The committee constituted by SEBI had got an advertisement published in newspaper inviting
public at large to submit Expression of Interest (EOI) for sale of PACL Ltd. properties and
vehicles.
In furtherance thereof, the Committee had started remitting refunds to investors after
verification of the claim applications as received from investors. Pursuant to the same, refunds
to investors have been credited to the bank accounts in respect of 1,89,103 applications under
“1st refund process” and 2,77, 544 applications under “2nd refund process” .
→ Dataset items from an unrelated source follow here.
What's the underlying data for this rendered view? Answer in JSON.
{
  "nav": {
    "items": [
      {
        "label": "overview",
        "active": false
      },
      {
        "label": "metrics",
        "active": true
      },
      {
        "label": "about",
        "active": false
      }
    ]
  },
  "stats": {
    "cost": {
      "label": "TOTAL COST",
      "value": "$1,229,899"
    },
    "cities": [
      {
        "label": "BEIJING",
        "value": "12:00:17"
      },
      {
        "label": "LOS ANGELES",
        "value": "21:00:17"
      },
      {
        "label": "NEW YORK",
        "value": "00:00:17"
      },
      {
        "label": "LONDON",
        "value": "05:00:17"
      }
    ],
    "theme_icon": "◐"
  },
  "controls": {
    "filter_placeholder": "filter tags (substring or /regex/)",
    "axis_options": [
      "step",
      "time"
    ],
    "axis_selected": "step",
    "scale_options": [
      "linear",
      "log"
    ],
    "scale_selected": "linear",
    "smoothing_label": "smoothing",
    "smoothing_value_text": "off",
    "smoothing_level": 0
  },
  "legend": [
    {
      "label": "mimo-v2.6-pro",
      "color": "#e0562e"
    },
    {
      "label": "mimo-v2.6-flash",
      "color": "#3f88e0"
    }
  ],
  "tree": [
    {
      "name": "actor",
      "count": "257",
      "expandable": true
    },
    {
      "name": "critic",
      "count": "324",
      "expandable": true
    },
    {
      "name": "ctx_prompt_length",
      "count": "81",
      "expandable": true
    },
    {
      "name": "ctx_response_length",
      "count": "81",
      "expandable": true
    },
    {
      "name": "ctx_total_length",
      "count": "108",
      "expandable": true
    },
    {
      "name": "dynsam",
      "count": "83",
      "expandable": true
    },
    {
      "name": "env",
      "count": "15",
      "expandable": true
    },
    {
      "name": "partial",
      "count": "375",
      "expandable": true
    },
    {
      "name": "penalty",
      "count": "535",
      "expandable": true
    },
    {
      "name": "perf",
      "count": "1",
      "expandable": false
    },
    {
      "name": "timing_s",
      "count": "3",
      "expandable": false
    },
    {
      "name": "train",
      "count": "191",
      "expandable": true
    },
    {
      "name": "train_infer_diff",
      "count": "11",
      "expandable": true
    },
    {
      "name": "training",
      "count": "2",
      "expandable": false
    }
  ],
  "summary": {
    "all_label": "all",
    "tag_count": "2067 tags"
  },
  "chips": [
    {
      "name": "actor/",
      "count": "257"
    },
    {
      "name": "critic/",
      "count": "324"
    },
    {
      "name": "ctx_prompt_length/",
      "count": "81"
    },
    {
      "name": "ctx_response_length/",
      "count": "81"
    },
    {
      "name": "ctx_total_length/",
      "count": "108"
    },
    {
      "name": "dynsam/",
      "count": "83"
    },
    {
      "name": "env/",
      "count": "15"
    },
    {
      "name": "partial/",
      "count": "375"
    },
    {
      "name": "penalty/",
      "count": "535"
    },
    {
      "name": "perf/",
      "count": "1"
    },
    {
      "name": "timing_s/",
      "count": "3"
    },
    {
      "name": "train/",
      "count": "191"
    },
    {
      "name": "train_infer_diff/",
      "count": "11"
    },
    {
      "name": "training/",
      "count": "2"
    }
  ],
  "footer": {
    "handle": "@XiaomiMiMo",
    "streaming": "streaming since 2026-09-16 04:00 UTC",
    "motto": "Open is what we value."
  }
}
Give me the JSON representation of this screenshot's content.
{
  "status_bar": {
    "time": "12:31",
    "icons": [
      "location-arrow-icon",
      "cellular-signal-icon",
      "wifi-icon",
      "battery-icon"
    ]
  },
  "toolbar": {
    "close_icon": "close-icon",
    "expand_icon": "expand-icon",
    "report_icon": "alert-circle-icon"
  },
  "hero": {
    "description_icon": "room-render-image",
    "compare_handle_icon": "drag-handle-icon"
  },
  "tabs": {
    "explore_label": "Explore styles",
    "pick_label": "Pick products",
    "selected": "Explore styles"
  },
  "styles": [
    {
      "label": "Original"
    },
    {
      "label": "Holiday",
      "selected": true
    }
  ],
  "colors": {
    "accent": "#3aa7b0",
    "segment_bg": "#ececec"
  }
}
The committee recently vide its press release stated that it had initiated the process of
payment to investors and aggregating to Rs 204.85 crores has been effected to 8,31,018
investors, with claims upto Rs. 7,000/- as on 15th April, 2020.
Conclusion
The natural consequences of operating an unauthorised CIS activity would be to immediately
prevent the entity from continuing with such activity and to direct that entity to refund monies
collected under its unauthorised CIS activity with promised returns to its customers. The same
shall be followed in this case also. The entire exercise undertaken by SEBI is for protecting the
customers by ordering that their monies be returned with returns that are promised by PACL
Limited and due to them. Appropriately, penal and coercive action would ensue if the entity fails
to comply with such remedial measures directed by SEBI.